The North Carolina Institute of Political Leadership (IOPL), a nonpartisan organization that schools candidates in how to run for and serve in public office, is sponsoring a series of “Hometown Debates” on education. Its October 16 forum in Burlington focused on the question of whether tax-funded schools of choice, be they chartered public schools or scholarship-accepting private schools, ought to be more heavily regulated.
Two of the panelists, State Rep. Graig Meyer (D-Orange) and North Carolina Justice Center policy analyst Matt Ellinwood, said yes. They argued that because taxpayers are footing at least some of the bill, their representatives in state government are entitled to ask more questions, demand more measurements, and exercise more oversight.
“We don’t have any way of assessing student performance in voucher-funded schools right now,” Meyer said during the debate, broadcast on television by Spectrum News and on the radio by the North Carolina News Network. “And so we can’t even do an apples-to-apples comparison on the very limited basis of the state testing that we use. So we don’t know whether that’s a good investment for our kids or for our public.”

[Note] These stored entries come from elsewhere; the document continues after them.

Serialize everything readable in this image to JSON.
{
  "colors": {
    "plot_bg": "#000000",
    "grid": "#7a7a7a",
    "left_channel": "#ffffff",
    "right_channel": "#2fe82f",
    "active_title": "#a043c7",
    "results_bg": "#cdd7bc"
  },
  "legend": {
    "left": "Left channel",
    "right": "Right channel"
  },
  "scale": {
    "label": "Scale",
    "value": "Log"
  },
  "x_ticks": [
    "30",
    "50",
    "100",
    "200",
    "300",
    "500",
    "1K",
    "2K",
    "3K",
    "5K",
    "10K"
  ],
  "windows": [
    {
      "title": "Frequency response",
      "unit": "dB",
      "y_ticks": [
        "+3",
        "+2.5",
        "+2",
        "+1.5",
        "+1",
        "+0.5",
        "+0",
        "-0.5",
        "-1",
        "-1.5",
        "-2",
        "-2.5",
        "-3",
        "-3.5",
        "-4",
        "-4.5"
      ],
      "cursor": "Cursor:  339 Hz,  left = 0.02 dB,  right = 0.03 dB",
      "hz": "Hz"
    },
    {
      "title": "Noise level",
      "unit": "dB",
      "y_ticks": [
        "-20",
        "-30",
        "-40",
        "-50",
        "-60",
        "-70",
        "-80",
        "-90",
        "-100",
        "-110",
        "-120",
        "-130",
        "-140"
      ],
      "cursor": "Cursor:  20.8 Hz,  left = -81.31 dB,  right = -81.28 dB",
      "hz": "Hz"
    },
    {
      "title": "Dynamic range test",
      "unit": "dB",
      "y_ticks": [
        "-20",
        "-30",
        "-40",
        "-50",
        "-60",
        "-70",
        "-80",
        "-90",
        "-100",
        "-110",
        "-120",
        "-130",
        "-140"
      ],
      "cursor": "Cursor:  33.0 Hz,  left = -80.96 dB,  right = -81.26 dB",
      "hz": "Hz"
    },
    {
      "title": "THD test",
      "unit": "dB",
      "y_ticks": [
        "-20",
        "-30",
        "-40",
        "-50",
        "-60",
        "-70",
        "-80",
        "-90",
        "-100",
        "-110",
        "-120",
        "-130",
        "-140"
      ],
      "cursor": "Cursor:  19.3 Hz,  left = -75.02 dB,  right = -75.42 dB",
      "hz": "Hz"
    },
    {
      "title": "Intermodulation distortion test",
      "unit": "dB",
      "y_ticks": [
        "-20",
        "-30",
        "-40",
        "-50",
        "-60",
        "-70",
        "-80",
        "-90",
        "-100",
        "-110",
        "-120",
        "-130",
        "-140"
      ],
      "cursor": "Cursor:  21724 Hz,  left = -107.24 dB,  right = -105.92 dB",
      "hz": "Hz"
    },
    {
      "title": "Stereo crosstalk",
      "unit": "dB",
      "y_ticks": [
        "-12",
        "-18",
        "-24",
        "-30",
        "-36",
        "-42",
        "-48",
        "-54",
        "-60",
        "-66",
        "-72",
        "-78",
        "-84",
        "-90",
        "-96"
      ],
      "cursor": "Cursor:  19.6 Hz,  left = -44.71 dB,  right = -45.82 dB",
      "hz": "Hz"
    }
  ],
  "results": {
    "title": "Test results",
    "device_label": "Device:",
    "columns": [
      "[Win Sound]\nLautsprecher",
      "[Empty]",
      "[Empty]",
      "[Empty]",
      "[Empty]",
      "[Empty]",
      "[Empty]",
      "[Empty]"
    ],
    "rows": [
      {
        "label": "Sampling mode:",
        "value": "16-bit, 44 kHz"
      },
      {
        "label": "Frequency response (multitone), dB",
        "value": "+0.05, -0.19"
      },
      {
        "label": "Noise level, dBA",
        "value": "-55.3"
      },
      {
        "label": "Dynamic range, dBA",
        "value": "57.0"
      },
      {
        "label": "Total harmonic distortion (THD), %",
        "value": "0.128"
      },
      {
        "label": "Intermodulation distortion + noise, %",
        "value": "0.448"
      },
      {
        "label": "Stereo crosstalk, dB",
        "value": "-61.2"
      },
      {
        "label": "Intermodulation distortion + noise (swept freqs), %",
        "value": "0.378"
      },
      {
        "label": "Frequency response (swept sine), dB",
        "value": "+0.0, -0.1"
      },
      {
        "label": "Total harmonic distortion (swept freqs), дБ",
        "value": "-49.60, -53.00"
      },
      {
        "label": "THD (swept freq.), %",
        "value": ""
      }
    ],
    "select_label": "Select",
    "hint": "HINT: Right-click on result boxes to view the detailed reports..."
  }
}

The other two panelists at the IOPL debate, state Rep. Jeff Elmore (R-Wilkes) and John Locke Foundation Vice President Terry Stoops, opposed heavier regulation.
Elmore argued that while private schools accepting state-funded opportunity scholarships don’t have to administer North Carolina’s own end-of-grade exams, they are required to administer a nationally normed test. “So in a way, really, what privates are allowed to do, it gives us a better nationwide comparison as a policymaker looking at the bigger numbers,” said Elmore, who works as a public-school teacher when the legislature isn’t in session.
Many private-school parents appreciate this fact. They often lack confidence in state-generated tests, for good reason, and find their annual reports from the Iowa Test of Basic Skills or other independent national assessments to be useful and reliable. They also value other features of a school, such as safety, discipline, or post-graduation success.
In my view, the right model for the tradeoff between school autonomy and regulation is a spectrum. District-run public schools receive the most money from government and thus merit the most oversight by public officials. Chartered public schools get somewhat less tax money and deserve more freedom. Private schools in which some students enroll with government subsidy deserve still more freedom, but a few requirements are necessary to give families useful consumer information. And private or home schools that receive no government appropriations should for the most part simply be left alone.
Imposing tight regulation on scholarship programs won’t deter desperate private schools of dubious quality from seeking to participate. But it may create too high a paperwork burden for high-performing private schools that aren’t hurting for students. That would be a perverse outcome — the kind of outcome in which politicians seem to specialize.